Pascal was an outstanding genius who studied geometry as a child. At the age of sixteen he stated and proved Pascal’s Theorem, a fact relating any six points on any conic section. The Theorem is sometimes called the “Cat’s Cradle” or the “Mystic Hexagram.” Pascal followed up this result by showing that each of Apollonius’ famous theorems about conic sections was a corollary of the Mystic Hexagram; along with Gérard Desargues (1591-1661), he was a key pioneer of projective geometry.

He also made important early contributions to calculus; indeed it was his writings that inspired Leibniz. Returning to geometry late in life, Pascal advanced the theory of the cycloid. In addition to his work in geometry and calculus, he founded probability theory, and made contributions to axiomatic theory. His name is associated with the Pascal’s Triangle of combinatorics and Pascal’s Wager in theology.
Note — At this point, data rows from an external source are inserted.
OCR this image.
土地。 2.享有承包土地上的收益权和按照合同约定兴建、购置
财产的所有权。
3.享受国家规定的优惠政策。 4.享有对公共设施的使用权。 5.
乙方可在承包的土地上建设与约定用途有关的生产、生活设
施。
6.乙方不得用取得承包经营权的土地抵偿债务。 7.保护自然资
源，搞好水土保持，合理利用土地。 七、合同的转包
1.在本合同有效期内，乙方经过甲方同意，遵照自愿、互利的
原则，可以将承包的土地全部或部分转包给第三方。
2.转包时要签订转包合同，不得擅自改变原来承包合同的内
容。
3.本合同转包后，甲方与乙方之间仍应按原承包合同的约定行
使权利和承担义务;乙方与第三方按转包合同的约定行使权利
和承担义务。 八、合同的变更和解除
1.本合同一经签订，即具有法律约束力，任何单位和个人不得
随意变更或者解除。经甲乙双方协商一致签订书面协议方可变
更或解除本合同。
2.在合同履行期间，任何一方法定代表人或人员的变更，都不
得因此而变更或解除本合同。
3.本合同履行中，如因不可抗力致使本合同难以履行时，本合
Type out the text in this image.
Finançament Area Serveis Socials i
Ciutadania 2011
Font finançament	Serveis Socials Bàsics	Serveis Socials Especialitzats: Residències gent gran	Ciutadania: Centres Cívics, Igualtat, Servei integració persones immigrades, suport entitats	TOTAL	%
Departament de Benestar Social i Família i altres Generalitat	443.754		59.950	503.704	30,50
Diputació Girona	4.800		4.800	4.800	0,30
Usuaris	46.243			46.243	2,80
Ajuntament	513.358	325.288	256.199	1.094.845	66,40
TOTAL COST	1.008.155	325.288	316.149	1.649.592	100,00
Like most of the greatest mathematicians, Pascal was interested in physics and mechanics, studying fluids, explaining vacuum, and inventing the syringe and hydraulic press. At the age of eighteen he designed and built the world’s first automatic adding machine. (Although he continued to refine this invention, it was never a commercial success.) He suffered poor health throughout his life, abandoned mathematics for religion at about age 23, wrote the philosophical treatise Pensées (“We arrive at truth, not by reason only, but also by the heart”), and died at an early age. Many think that had he devoted more years to mathematics, Pascal would have been one of the greatest mathematicians ever.